🤖 AI Summary
This work addresses the scarcity of high-quality, multimodal, and temporally synchronized training data that hinders the advancement of intelligent surgical robots. To this end, we present a multimodal data acquisition framework supporting both offline and online synchronization, integrating a clinical-grade stereo endoscope, lateral-view cameras, and capacitive tactile sensors, all implemented on the dVRK platform to enable high-fidelity, synchronized recording of visual, kinematic, and contact force data. We introduce a novel dual-mode synchronization mechanism and leverage techniques including stereo vision, Gaussian heatmap-based kinematic reprojection, depth estimation, and optical flow to construct a dataset comprising 214 validated multitask surgical manipulation instances performed on real tissue across varying skill levels. This dataset effectively facilitates the training of surgical skill assessment networks, and all hardware, software, and data are publicly released.
📝 Abstract
Most existing robotic surgery systems adopt a human-in-the-loop paradigm, often with the surgeon directly teleoperating the robotic system. Adding intelligence to these robots would enable higher-level control, such as supervised autonomy or even full autonomy. However, artificial intelligence (AI) requires large amounts of training data, which is currently lacking. This work proposes SurgSync, a multi-modal data collection framework with offline and online synchronization to support training and real-time inference, respectively. The framework is implemented on a da Vinci Research Kit (dVRK) and introduces (1) dual-mode (online/offline-matching) synchronized recorders, (2) a modern stereo endoscope to achieve image quality on par with clinical systems, and (3) additional sensors such as a side-view camera and a novel capacitive contact sensor to provide ground truth contact data. The framework also incorporates a post-processing toolbox for tasks such as depth estimation, optical flow, and a practical kinematic reprojection method using Gaussian heatmap.
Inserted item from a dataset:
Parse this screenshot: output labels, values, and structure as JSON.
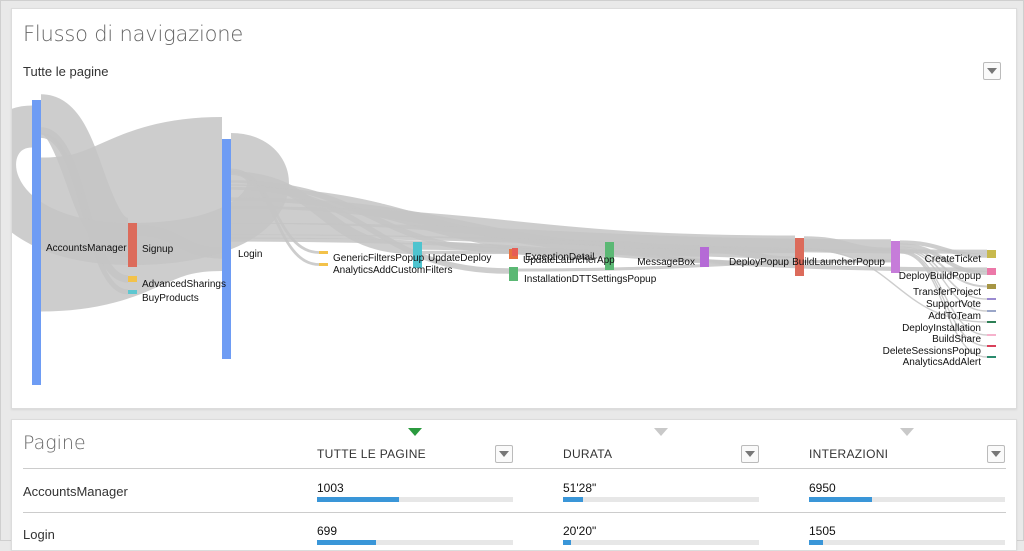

User studies with participants of varying skill levels are performed with ex-vivo tissue to provide clinically realistic data, and a network for surgical skill assessment is employed to demonstrate utilization of the collected data. Through the user study experiments, we obtained a dataset of 214 validated instances across multiple canonical training tasks. All software and data are available at surgsync.github.io.